There was so much to say, so much she might tell him, however, time and the second-nature secrecy that had grown like armor under her skin cut their conversation short.
“Joe, I’m sorry. I have to go.”
“Yeah, but wait, Cathy … the baby … is it?” She could see his hesitancy, worried his questions could upset her if any of the sad possibilities running through his imagination were true, but he also had to know.
“He’s fine, Joe,” she assured him. “He’s healthy and beautiful … and getting hungry,” she said, looking at Jamie for a moment then Dominic. The plan to leave in Nick’s cab still seemed the best option. Once they circled, they would meet Vincent and Jacob under the Church of the Ascension to hide the entrances in the Park from anyone who might try to follow them. It felt both stupidly inadequate and immensely paranoid at the same time. “You’ll get to see him soon, and I’ll contact you about meeting with the F.B.I.”
“Yeah, I’m worried, Cathy. If you don’t show up on their doorstep soon…”
…they’ll come looking.
She nodded, hoping they weren’t already.
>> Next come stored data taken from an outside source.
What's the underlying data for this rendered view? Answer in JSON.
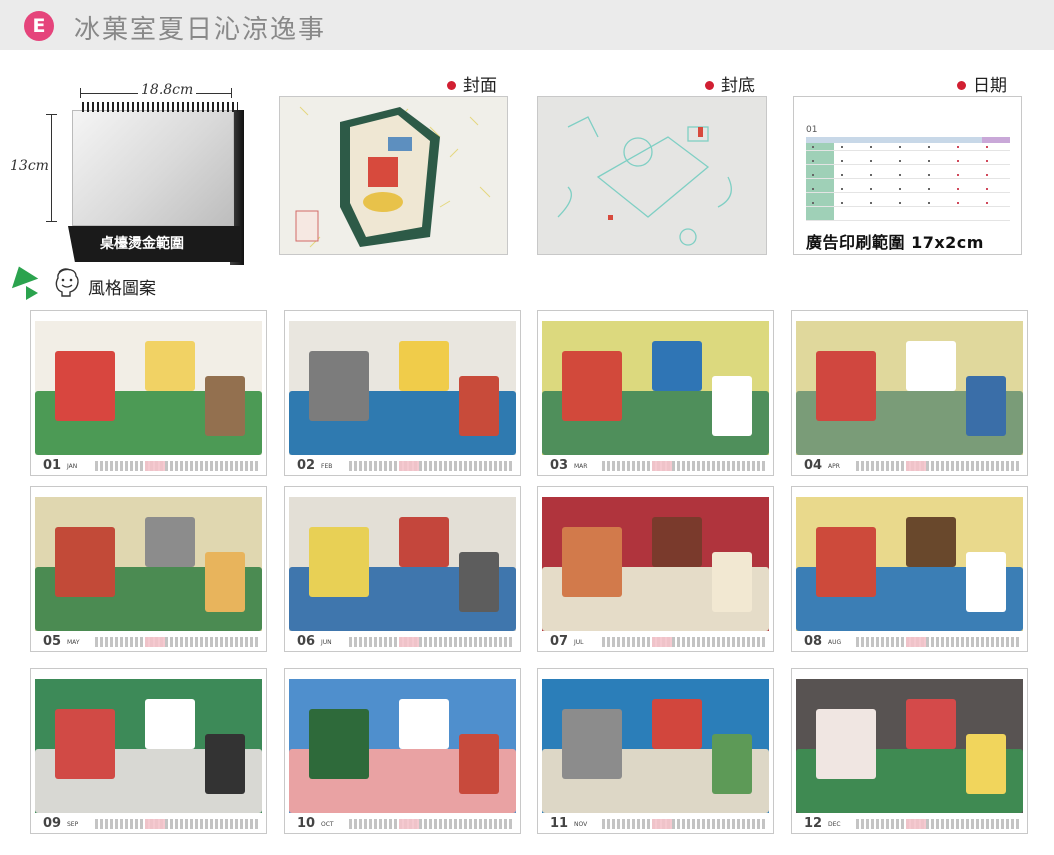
{
  "header": {
    "badge": "E",
    "title": "冰菓室夏日沁涼逸事",
    "badge_color": "#e5447b"
  },
  "desk": {
    "width_label": "18.8cm",
    "height_label": "13cm",
    "base_label": "桌檯燙金範圍"
  },
  "style_section": {
    "label": "風格圖案",
    "icon": "smiley-face-icon"
  },
  "previews": {
    "cover": {
      "label": "封面"
    },
    "back": {
      "label": "封底"
    },
    "date": {
      "label": "日期",
      "mini_month": "01",
      "range_label": "廣告印刷範圍 17x2cm"
    }
  },
  "months": [
    {
      "num": "01",
      "name": "JAN",
      "bg": "#f2eee6",
      "c1": "#4c9a55",
      "c2": "#d8463f",
      "c3": "#f1d264",
      "c4": "#93704f"
    },
    {
      "num": "02",
      "name": "FEB",
      "bg": "#e9e6df",
      "c1": "#2f7ab0",
      "c2": "#7c7c7c",
      "c3": "#f0cc4a",
      "c4": "#c84b3a"
    },
    {
      "num": "03",
      "name": "MAR",
      "bg": "#dcd97e",
      "c1": "#4f8f5b",
      "c2": "#d2493b",
      "c3": "#2f75b5",
      "c4": "#ffffff"
    },
    {
      "num": "04",
      "name": "APR",
      "bg": "#e0d89c",
      "c1": "#7a9c78",
      "c2": "#d0473f",
      "c3": "#ffffff",
      "c4": "#3a6ea8"
    },
    {
      "num": "05",
      "name": "MAY",
      "bg": "#e0d7b0",
      "c1": "#4b8b52",
      "c2": "#c24a38",
      "c3": "#8c8c8c",
      "c4": "#e8b45c"
    },
    {
      "num": "06",
      "name": "JUN",
      "bg": "#e3dfd6",
      "c1": "#3f76ad",
      "c2": "#e8d055",
      "c3": "#c4463c",
      "c4": "#5d5d5d"
    },
    {
      "num": "07",
      "name": "JUL",
      "bg": "#b0343d",
      "c1": "#e5dcc8",
      "c2": "#d27a4b",
      "c3": "#7a3a2c",
      "c4": "#f2e8d2"
    },
    {
      "num": "08",
      "name": "AUG",
      "bg": "#e9d98c",
      "c1": "#3b7eb5",
      "c2": "#cd4a3b",
      "c3": "#69482c",
      "c4": "#ffffff"
    },
    {
      "num": "09",
      "name": "SEP",
      "bg": "#3d8a58",
      "c1": "#d8d8d3",
      "c2": "#d14a45",
      "c3": "#ffffff",
      "c4": "#333333"
    },
    {
      "num": "10",
      "name": "OCT",
      "bg": "#4f8fcd",
      "c1": "#e9a2a3",
      "c2": "#2e6a3a",
      "c3": "#ffffff",
      "c4": "#c84a3c"
    },
    {
      "num": "11",
      "name": "NOV",
      "bg": "#2b7eb9",
      "c1": "#ddd7c6",
      "c2": "#8c8c8c",
      "c3": "#d2463d",
      "c4": "#5d9a57"
    },
    {
      "num": "12",
      "name": "DEC",
      "bg": "#585352",
      "c1": "#3f8a52",
      "c2": "#f0e6e2",
      "c3": "#d44a4a",
      "c4": "#f1d55c"
    }
  ]
}
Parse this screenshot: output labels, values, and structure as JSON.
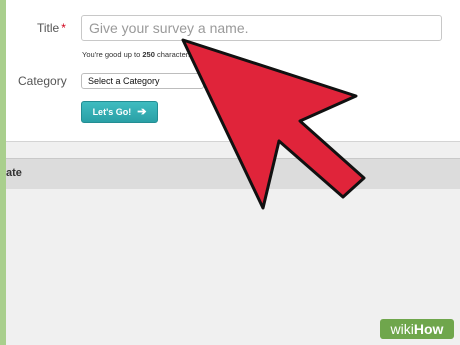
{
  "form": {
    "title_label": "Title",
    "required_mark": "*",
    "title_placeholder": "Give your survey a name.",
    "helper_prefix": "You're good up to",
    "helper_count": "250",
    "helper_suffix": "characters.",
    "category_label": "Category",
    "category_selected": "Select a Category",
    "go_button_label": "Let's Go!",
    "go_button_icon": "arrow-right-icon"
  },
  "table": {
    "header_text": "ate"
  },
  "overlay": {
    "pointer": "cursor-arrow-icon",
    "pointer_color": "#e0243a"
  },
  "watermark": {
    "brand": "wikiHow",
    "brand_color": "#6fa64c"
  }
}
She would fix this, for Vincent, the Tunnels, her baby; she had to, but she needed more time.
“If you need to reach me, you can contact me through Sammy, or at Nunzio’s near your apartment.”
“Wait!” He looked almost pained. “That little Italian place? How do you know about it? I love that place. They have the best pasta fagioli in New York.”
She looked behind Joe to Dominic, the son who could never go back home because of teenage mistakes that put him in the Mafia’s sights. Dominic, whose mother died of pancreatic cancer in the Tunnels surrounded by love and all her family, a wayward son included, because in that place of safety, she could.
“I know,” was all Catherine said in agreement as she caught her lookout’s sad eyes.
Catherine turned and hugged Joe goodbye as Jamie and Dominic walked towards them, their path, so far, clear.
“So this Vincent’s a good guy, huh?” he asked as they embraced.
Her joyous answer came with fresh tears. She tried to swipe them away again. “He is. He’s perfect.”
Joe looked down as he reached for her hand and kept his eyes there. “I’m glad, Cathy, because my only consolation in this whole mess?”
He squeezed her fingers warmly then let her go.
“I didn’t lose my chance with you. I just never had one.”